Tu la vois la bulle ?... Elle est de niveau ?...


----------



## Grug (7 Décembre 2009)

itralala a dit:


> Bonjour,
> 
> Nous fêtons à la fin de ce mois ci les 40 ans d'un collaborateur.
> Ce dernier étant fan inconditionnel de Mac / Apple depuis le 1er
> ...



Surtout à l'approche de la quarantaine, le MacUser bosse nu !


----------



## [Vezøul]Numerø41 (7 Décembre 2009)

Es-tu sûr de savoir utiliser google ?


----------



## Aladdin Sane (7 Décembre 2009)

A vendre : très belle panoplie en latex.
Fournie avec son masque avec boule buccale et fermetures éclair aux endroits stratégiques.
Très bon état.
Peu servi.

---------- Nouveau message ajouté à 13h43 ---------- Le message précédent a été envoyé à 13h42 ----------




			
				[Vezøul]Numerø41;5310198 a dit:
			
		

> Es-tu sûr de savoir utiliser google ?



est-ce qu'envoyer un posteur vers un site dont le nom contient "bite" n'est pas hors charte ?


----------



## [Vezøul]Numerø41 (7 Décembre 2009)

Aladdin Sane a dit:


> est-ce qu'envoyer un posteur vers un site dont le nom contient "bite" n'est pas hors charte ?



Et ça c'est hors chatte ?


----------



## itralala (7 Décembre 2009)

[Vezøul]Numerø41;5310198 a dit:
			
		

> Es-tu sûr de savoir utiliser google ?



Bonjour,

J'ai fait comme 150% des utilisateurs :

mac + apple + casquette dans google....

C'est un peu light comme réponse....

Mais sinon, merci pour le lien... Je commande de ce pas.


----------



## [Vezøul]Numerø41 (7 Décembre 2009)

itralala a dit:


> J'ai fait comme *150%* des utilisateurs



As-tu déjà fait des statistiques (je ne parle pas de maths) ?


----------



## Lastrada (7 Décembre 2009)

Ne seriez-vous pas un peu peu aimable © ?


----------



## Romuald (7 Décembre 2009)

Nan, ils essaient de se rattraper après avoir raté ce fil pour cause de repos dominical :rateau:


----------



## r e m y (7 Décembre 2009)

[Vezøul]Numerø41;5310198 a dit:
			
		

> Es-tu sûr de savoir utiliser google ?



Superbe ce site! je ne le connaissais pas!  Merci à Vezoul et à itralala sans qui je serais toujours dans l'ignorance!


----------



## Bassman (7 Décembre 2009)

Je cherche des infos pour pouvoir demander à ma maman de me tricoter un pull Apple pour noel. Quelqu'un aurait le patron de dispo ?


----------



## jpmiss (7 Décembre 2009)

Demande à Fab'Fab, c'est lui le spécialiste en patrons ici.


----------



## [Vezøul]Numerø41 (7 Décembre 2009)

Avant toute chose, faut qu'elle s'équipe avec une bonne machine et un bon logiciel.


----------



## Fab'Fab (7 Décembre 2009)

jpmiss a dit:


> Demande à Fab'Fab, c'est lui le spécialiste en patrons ici.

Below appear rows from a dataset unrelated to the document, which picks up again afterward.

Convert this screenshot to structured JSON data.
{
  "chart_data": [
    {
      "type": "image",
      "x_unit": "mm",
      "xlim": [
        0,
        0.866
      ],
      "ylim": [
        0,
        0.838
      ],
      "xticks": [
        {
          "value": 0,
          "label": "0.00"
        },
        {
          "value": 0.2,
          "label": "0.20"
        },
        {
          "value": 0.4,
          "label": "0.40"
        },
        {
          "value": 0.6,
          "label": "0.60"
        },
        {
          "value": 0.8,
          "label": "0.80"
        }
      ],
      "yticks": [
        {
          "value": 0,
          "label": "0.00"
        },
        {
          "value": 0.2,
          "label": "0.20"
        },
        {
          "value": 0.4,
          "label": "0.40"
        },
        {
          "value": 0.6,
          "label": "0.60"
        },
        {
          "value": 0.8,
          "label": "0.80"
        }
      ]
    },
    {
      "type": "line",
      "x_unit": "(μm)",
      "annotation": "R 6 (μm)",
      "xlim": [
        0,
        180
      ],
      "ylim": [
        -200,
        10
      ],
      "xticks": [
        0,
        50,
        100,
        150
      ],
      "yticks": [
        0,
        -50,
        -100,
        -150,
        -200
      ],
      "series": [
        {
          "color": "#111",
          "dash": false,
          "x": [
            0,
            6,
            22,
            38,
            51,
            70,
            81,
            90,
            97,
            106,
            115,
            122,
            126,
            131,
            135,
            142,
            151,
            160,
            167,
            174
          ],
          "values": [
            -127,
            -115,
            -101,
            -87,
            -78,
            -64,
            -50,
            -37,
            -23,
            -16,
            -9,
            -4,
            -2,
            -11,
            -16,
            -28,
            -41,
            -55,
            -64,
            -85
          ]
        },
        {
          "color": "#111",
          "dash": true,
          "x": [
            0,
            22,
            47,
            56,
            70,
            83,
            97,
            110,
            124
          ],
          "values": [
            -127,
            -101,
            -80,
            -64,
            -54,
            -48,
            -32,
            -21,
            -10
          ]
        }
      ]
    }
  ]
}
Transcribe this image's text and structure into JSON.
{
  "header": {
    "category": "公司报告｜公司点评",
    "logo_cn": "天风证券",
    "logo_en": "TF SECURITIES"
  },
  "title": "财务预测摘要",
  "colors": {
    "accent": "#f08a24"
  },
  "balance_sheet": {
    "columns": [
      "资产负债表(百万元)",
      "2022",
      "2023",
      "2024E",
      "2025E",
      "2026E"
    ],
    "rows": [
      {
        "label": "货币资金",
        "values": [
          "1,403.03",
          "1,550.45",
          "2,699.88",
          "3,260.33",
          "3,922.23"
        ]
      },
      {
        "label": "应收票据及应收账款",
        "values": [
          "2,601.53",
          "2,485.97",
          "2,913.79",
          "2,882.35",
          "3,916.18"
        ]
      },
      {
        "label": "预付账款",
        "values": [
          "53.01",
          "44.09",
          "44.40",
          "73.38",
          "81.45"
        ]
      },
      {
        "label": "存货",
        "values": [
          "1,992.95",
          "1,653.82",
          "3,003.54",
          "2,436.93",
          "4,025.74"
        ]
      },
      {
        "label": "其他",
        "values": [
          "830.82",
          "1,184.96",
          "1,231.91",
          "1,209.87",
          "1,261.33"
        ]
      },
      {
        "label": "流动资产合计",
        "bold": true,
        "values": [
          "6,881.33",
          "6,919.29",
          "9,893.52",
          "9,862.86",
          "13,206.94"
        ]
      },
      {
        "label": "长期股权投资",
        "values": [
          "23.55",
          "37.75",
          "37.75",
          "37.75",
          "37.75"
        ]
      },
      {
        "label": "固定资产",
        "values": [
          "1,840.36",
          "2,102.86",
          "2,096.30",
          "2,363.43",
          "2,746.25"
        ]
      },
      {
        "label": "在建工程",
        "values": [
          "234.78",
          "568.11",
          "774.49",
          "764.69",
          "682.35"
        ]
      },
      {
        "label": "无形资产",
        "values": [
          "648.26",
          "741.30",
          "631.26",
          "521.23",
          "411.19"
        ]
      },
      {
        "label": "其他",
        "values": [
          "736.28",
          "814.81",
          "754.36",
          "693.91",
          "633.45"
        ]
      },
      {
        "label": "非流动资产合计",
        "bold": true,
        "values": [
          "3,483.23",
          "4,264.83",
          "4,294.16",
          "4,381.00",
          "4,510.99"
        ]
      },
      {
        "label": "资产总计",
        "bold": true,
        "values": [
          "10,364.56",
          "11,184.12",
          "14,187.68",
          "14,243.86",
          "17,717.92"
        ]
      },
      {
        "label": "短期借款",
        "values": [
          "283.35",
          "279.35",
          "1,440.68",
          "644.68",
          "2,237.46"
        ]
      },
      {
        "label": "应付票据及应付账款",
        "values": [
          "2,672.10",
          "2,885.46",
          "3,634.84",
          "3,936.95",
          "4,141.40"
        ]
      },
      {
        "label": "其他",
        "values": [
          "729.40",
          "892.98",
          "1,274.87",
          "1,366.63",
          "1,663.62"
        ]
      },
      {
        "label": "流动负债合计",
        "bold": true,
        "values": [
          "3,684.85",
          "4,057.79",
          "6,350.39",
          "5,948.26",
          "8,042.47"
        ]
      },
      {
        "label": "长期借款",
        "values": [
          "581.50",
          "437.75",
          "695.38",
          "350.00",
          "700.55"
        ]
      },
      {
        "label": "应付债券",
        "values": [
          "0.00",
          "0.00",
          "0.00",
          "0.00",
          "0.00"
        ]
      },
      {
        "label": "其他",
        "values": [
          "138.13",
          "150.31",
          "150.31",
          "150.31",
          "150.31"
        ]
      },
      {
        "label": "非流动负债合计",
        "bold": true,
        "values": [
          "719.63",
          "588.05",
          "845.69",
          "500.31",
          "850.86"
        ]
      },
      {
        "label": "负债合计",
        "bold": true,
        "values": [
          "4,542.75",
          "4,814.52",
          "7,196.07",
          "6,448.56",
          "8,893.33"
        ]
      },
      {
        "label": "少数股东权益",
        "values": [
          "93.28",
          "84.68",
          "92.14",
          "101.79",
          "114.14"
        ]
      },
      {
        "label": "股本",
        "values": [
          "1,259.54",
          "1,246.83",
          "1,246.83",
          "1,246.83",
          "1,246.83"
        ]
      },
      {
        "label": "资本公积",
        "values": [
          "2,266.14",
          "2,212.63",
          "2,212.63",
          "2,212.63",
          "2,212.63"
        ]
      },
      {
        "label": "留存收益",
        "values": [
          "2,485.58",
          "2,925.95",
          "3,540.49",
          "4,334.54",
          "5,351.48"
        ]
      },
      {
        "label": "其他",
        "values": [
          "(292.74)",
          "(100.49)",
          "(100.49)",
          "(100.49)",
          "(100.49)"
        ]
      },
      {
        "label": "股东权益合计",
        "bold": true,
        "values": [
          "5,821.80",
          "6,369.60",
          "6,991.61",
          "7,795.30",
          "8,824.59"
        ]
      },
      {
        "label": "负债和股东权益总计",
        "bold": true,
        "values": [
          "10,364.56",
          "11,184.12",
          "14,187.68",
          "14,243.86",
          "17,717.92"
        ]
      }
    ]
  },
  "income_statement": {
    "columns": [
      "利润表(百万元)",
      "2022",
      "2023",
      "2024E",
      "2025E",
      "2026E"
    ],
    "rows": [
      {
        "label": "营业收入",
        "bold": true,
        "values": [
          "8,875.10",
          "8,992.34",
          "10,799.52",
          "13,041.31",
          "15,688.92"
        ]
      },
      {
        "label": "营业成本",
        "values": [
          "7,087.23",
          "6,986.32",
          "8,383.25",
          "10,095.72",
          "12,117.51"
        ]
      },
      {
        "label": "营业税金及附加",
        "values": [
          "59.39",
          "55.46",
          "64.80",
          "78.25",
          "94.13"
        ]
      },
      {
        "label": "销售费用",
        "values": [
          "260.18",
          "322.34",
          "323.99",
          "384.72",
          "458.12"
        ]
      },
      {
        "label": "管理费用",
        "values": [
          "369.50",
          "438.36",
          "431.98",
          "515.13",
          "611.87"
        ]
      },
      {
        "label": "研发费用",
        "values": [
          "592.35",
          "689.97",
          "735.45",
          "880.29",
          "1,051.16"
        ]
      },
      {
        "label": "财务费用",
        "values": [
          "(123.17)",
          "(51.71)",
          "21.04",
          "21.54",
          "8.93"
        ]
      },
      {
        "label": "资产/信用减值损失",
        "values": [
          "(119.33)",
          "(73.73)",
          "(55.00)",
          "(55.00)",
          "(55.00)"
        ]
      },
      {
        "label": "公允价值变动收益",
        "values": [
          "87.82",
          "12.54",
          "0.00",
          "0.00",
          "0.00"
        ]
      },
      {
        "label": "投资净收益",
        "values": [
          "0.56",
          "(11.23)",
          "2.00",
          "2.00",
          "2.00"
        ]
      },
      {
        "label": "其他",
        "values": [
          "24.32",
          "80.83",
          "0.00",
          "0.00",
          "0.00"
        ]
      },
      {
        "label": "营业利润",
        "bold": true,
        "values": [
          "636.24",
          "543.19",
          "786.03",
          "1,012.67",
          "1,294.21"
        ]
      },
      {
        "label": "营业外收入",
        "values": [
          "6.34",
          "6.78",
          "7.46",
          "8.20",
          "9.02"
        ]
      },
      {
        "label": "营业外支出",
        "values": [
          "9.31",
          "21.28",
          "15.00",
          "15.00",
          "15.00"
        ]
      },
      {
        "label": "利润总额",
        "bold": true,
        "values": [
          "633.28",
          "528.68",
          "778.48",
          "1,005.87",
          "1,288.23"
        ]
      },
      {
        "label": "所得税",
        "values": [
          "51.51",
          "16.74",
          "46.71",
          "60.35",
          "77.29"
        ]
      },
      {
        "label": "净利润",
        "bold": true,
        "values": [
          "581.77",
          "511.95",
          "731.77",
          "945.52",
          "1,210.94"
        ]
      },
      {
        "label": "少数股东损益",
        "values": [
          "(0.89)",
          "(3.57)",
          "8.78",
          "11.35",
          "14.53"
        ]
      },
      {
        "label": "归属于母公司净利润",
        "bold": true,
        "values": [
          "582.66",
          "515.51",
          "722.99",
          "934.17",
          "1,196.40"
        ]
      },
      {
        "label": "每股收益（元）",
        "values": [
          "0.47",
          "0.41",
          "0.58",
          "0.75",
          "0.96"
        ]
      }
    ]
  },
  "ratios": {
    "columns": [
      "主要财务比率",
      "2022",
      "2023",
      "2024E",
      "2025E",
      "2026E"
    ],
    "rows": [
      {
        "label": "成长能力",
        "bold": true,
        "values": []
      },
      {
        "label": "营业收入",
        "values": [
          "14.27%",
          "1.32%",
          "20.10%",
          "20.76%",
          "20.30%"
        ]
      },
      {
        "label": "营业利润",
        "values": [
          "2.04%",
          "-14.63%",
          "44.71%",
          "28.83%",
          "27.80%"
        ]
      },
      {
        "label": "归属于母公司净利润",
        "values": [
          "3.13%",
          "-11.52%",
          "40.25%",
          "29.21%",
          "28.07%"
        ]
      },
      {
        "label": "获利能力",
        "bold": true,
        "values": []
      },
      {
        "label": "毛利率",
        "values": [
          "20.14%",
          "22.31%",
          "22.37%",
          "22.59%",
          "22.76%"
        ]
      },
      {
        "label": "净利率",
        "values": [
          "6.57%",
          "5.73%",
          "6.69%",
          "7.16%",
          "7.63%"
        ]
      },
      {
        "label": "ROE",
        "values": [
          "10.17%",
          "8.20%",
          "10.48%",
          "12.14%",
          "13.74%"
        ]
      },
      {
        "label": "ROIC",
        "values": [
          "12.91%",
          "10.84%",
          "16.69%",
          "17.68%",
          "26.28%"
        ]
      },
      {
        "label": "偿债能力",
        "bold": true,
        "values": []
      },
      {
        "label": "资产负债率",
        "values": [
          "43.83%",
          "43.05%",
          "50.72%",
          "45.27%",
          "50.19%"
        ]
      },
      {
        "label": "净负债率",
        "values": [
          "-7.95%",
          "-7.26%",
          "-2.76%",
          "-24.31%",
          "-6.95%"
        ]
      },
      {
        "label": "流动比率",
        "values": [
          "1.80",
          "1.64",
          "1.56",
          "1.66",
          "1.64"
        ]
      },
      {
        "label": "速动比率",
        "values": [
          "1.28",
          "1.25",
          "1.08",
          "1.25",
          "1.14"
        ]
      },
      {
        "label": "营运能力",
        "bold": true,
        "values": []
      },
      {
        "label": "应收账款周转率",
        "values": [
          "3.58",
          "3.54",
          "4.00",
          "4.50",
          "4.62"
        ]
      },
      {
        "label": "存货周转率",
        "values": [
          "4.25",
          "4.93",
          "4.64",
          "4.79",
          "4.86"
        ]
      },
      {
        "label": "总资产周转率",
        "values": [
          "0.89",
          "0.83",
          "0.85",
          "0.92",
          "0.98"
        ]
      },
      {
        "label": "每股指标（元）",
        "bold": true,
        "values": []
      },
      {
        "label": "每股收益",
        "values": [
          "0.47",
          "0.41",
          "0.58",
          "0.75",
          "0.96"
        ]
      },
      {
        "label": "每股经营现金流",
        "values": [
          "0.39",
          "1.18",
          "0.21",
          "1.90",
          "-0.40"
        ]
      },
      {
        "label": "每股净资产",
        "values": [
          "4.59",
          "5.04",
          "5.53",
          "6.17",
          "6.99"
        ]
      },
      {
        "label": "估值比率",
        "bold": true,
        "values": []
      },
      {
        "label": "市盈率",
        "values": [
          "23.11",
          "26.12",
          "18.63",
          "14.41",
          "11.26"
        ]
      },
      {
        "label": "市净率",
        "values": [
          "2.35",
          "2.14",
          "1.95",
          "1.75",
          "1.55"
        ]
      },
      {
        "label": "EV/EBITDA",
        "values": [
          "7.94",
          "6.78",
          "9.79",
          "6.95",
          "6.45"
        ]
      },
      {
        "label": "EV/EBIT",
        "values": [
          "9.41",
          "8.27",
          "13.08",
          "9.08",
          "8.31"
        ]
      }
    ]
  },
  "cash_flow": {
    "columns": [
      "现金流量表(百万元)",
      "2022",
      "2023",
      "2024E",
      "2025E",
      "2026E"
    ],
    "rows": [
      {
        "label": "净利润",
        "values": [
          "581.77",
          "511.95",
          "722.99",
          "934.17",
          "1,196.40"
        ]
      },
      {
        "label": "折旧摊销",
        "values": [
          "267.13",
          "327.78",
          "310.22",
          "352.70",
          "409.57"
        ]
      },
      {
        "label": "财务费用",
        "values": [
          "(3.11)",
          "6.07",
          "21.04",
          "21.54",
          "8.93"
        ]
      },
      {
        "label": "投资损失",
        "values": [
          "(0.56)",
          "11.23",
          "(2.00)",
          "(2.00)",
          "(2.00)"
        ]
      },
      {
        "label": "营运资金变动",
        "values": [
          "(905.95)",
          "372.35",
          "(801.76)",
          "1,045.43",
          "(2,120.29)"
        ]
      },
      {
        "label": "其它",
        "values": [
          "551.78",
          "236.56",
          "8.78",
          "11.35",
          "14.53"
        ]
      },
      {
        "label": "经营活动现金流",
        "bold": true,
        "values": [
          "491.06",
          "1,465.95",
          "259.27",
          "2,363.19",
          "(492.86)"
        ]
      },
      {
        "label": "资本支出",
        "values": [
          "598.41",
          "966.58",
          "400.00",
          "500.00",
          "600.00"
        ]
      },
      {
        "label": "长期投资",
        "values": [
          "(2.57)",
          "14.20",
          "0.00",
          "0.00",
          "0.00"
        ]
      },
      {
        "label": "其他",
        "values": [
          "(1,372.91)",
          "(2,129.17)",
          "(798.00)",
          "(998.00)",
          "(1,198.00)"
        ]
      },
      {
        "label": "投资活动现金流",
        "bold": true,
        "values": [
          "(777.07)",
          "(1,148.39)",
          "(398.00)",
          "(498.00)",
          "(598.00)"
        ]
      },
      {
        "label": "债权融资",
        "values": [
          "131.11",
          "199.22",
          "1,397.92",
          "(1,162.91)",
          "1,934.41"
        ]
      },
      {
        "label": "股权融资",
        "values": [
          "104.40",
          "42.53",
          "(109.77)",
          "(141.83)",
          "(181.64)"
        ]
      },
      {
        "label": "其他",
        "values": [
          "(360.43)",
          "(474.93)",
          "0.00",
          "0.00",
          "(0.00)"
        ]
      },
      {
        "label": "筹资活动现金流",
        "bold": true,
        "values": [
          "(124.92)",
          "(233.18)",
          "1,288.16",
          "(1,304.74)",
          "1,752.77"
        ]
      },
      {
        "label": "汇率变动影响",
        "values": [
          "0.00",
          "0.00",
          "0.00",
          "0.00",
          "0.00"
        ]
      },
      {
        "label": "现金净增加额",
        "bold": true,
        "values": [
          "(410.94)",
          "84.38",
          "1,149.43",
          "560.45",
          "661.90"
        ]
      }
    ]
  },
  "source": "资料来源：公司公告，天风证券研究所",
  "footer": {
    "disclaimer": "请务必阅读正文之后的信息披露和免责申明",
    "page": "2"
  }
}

Si c'est un petit patron, je peux l'aiguiller, sinon, ça ne va pas être possible


----------



## Lastrada (7 Décembre 2009)

Pour ma part, je voudrais bien savoir comment ils s'y prennent pour mettre le dentifrice dans les tubes ?


----------



## [Vezøul]Numerø41 (7 Décembre 2009)

Lastrada a dit:


> Pour ma part, je voudrais bien savoir comment ils s'y prennent pour mettre le dentifrice dans les tubes ?



On peut t'expliquer par travaux pratiques si tu veux.


----------



## Fab'Fab (7 Décembre 2009)

Les Rubettes est un groupe de musique anglais en vogue en Europe de 1974 à 1978. Le groupe, connu pour ses costumes blancs et casquettes rouges, fit ses débuts à la fin de l'ère glam rock.
Fondé en 1973 par le duo auteur-compositeur composé de Wayne Bickerton, chef d'Artiste et répertoire chez Polydor, et Tony Waddington. Inspirés du doo-wop et de la musique américaine des années 1950, ils ont vu leurs chansons rejetées par plusieurs groupes de musique.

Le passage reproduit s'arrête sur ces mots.